Simple text exchange with 82XF, version 2
13 Jul 2016On Monday, I suggested that a convention for a simple delimited text format could capture the complete OHCO2 model of texts, and greatly simplify the exchange of citable text data. DH2016 was a great place to offer the idea: Chris Blackwell and Thomas Köntges have already suggested a substantial (and in retrospect, obvious) improvement.
The semantics of the five columns would remain essentially the same, namely:
- identifier for the node
- identifier for the previous node
- sequence number of node
- identifier for the following node
- text content of node
The difference from Monday’s proposal is that in columns 2 and 4, preceding and succeeding nodes should of course be identified by URN, not referred to with sequence numbers. Given those identifiers, it is true that you don’t absolutely need a sequence number, but it is still a useful value to have precomputed and stored with the record. Among other things, a text file could then be sorted easily into document order.
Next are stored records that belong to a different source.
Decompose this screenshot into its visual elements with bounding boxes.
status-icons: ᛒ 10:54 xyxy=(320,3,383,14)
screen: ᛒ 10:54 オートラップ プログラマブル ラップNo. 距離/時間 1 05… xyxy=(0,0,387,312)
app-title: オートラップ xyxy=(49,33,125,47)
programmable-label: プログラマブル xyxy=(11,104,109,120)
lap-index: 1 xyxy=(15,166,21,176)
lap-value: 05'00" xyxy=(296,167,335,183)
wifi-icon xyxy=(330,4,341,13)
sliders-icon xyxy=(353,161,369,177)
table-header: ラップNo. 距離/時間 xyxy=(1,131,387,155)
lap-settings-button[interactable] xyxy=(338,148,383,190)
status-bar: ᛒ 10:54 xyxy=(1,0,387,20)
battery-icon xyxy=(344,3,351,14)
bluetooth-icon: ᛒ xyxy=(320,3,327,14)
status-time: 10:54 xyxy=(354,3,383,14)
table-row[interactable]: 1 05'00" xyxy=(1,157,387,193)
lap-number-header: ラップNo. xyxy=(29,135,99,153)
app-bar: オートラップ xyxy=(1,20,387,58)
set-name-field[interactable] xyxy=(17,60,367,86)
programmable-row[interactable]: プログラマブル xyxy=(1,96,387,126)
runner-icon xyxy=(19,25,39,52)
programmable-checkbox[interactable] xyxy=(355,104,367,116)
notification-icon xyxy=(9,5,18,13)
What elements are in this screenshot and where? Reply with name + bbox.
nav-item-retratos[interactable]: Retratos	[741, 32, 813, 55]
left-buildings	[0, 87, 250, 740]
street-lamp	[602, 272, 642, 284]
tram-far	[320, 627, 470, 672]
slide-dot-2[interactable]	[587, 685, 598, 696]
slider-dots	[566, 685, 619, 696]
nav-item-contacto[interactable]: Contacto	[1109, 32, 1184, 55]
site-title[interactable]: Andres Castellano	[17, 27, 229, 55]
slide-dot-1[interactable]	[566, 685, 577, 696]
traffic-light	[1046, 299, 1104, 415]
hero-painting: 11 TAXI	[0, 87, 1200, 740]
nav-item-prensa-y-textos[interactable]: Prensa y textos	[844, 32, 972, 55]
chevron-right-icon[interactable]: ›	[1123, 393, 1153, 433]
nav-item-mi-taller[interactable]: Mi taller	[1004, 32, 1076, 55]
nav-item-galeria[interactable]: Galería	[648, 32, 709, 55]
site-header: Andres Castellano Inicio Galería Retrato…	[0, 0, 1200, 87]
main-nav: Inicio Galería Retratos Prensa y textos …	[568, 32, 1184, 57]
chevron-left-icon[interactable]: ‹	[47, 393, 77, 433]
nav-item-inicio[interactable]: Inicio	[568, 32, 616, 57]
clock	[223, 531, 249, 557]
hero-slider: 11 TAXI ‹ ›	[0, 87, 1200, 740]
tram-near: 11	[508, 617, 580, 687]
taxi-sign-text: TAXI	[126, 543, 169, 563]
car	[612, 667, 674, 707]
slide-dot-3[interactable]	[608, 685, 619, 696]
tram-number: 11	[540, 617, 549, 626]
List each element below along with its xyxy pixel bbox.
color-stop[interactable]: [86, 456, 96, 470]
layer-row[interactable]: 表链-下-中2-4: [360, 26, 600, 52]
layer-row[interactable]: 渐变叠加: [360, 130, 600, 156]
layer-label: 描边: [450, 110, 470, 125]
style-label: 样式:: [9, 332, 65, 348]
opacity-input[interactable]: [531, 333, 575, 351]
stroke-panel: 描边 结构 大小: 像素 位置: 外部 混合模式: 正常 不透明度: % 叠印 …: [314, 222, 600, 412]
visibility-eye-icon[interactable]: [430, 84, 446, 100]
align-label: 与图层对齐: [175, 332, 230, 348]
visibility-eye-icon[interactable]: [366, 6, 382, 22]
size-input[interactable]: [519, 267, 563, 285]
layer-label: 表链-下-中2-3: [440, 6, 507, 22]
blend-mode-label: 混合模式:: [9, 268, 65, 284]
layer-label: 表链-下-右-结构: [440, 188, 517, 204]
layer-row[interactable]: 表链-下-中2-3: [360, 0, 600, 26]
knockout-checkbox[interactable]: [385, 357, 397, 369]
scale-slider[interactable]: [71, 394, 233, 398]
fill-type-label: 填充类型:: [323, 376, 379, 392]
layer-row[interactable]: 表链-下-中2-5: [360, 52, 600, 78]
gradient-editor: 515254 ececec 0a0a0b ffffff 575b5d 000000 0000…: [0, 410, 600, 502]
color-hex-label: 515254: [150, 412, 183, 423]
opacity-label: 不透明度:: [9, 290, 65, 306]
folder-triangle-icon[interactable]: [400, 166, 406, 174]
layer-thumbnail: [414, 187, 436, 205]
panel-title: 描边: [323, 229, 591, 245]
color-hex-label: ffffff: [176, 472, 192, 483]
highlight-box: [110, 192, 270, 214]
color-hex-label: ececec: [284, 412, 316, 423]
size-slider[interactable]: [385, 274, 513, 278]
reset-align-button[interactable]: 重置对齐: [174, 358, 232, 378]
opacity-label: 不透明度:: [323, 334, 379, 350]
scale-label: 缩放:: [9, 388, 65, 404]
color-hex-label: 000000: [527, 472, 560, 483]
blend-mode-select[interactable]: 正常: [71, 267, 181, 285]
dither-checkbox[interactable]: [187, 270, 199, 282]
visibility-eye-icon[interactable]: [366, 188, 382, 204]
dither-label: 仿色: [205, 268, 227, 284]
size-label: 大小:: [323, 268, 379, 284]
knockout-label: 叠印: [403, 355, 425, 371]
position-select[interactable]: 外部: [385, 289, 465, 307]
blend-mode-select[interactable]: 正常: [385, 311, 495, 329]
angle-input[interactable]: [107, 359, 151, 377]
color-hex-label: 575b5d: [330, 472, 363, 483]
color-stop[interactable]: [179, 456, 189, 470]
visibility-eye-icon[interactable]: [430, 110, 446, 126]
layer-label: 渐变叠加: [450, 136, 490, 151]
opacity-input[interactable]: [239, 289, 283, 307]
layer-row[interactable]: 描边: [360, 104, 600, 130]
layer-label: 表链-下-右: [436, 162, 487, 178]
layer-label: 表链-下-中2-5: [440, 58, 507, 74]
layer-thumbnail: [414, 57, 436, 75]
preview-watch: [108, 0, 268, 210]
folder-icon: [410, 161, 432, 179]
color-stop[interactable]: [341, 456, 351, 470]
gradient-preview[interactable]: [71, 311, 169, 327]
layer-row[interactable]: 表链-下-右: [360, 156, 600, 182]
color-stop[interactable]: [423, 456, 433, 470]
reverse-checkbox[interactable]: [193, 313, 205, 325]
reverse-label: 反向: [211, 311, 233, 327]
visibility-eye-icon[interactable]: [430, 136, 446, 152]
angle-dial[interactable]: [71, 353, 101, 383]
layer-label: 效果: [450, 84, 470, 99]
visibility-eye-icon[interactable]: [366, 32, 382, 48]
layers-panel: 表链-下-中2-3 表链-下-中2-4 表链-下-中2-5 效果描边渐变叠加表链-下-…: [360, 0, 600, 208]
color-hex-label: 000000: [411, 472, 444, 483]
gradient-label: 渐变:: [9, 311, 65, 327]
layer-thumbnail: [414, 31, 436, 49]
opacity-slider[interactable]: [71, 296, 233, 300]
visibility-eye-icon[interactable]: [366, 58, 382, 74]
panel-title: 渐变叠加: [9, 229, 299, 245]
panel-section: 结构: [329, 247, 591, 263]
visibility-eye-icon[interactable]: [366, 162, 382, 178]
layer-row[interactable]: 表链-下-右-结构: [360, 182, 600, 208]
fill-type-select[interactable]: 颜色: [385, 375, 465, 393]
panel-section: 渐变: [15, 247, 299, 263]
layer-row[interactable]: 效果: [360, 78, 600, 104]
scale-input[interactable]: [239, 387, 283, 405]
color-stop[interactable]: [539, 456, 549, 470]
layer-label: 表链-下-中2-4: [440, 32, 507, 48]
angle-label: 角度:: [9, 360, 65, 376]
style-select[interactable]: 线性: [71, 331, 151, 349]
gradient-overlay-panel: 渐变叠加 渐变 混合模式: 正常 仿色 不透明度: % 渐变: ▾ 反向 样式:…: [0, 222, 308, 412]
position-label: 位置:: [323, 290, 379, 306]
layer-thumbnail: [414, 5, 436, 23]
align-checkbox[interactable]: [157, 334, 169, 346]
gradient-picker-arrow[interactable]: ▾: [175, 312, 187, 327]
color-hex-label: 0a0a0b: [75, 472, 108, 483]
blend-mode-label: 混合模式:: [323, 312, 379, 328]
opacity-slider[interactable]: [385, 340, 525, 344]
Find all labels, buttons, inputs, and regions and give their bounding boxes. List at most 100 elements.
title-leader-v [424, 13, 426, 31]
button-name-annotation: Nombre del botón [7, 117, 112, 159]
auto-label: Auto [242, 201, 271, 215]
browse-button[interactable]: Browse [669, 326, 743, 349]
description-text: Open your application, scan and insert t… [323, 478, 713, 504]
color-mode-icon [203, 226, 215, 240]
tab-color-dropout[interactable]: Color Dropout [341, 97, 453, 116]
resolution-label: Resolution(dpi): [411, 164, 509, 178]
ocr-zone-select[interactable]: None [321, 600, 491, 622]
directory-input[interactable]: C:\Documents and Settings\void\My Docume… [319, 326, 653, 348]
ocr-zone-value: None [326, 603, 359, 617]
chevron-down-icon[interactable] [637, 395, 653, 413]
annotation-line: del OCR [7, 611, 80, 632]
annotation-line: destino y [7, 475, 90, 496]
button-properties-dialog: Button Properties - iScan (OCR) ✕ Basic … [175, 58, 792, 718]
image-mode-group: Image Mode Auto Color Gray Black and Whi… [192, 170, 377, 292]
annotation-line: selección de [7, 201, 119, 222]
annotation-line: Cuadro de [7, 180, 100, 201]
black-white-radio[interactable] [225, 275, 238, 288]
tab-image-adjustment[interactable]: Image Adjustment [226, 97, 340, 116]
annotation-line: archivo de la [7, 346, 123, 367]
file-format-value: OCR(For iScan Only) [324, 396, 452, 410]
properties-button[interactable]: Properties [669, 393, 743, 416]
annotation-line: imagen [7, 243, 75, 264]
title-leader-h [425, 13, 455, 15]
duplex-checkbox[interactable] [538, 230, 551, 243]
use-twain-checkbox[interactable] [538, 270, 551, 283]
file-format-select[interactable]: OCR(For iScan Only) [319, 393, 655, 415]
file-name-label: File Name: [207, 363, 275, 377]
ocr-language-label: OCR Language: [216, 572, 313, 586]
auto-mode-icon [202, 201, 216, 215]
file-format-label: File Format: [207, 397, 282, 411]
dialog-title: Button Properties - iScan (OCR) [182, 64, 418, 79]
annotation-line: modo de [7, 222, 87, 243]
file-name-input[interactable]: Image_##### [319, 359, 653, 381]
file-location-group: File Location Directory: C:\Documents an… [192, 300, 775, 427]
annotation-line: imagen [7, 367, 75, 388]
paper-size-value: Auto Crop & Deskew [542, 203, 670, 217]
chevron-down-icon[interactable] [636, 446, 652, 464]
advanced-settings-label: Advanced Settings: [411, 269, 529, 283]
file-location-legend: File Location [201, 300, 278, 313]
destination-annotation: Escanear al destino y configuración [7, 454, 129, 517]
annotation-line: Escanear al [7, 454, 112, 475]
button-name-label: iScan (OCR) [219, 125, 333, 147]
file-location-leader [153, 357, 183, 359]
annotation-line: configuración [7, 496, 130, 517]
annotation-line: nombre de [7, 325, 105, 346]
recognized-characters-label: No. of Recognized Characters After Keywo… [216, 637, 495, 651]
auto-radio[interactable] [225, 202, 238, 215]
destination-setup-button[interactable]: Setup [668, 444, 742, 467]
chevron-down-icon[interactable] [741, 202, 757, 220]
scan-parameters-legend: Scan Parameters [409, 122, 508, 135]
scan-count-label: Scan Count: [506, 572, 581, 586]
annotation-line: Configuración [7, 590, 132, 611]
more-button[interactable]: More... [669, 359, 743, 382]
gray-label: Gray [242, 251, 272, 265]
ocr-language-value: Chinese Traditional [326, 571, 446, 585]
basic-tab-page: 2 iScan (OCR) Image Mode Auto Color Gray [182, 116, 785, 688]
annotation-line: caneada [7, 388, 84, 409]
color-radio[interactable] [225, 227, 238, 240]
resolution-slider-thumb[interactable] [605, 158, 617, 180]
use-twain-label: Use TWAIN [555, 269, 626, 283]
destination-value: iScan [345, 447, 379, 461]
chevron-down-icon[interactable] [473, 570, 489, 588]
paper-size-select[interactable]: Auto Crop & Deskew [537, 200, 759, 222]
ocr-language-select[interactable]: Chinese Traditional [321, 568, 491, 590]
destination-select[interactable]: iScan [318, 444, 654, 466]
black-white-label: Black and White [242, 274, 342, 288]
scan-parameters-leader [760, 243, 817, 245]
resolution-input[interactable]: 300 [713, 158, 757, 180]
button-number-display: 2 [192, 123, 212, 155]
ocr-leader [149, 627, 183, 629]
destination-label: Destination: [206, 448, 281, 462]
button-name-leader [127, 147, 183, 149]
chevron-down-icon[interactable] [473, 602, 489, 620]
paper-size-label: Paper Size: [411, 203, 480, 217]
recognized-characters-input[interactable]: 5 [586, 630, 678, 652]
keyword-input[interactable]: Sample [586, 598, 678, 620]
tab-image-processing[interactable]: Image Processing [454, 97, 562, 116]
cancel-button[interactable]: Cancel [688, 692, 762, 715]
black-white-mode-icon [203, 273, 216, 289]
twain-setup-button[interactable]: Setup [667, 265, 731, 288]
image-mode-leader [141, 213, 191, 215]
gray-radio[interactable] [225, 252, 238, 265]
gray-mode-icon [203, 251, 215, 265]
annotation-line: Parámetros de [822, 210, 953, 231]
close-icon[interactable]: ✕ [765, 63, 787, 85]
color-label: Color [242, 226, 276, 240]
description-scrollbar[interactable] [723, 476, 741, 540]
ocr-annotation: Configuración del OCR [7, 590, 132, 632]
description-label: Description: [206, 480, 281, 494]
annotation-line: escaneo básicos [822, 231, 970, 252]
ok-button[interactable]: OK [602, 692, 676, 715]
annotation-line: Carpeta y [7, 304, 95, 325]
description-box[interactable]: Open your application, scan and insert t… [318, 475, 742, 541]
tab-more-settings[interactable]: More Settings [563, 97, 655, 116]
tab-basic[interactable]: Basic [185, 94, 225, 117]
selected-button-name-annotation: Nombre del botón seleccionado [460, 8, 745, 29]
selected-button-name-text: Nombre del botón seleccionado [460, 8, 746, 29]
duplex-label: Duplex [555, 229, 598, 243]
So using URNs to refer to all nodes in the convention, the example I used Monday might instead look like this (with #
serving as the delimiting character):
Urn#PrevUrn#SequenceIndex#NextUrn#TextContent
urn:cts:greekLit:tlg0012.tlg001.hmt01:10.4#urn:cts:greekLit:tlg0012.tlg001.hmt01:10.3#4#urn:cts:greekLit:tlg0012.tlg001.hmt01:10.5#Sweet sleep did not hold him, as he pondered many things in his mind.
Thomas suggests the name 82XF as an abbreviation for “OHCO2 eXchange Format”. (The etymology perhaps deserves its own blog post.) This would bring us to version 2.0 of the convention, and while it breaks compatibility with Monday’s suggestion, we hope not too many implementations have been completed in the past 36 hours!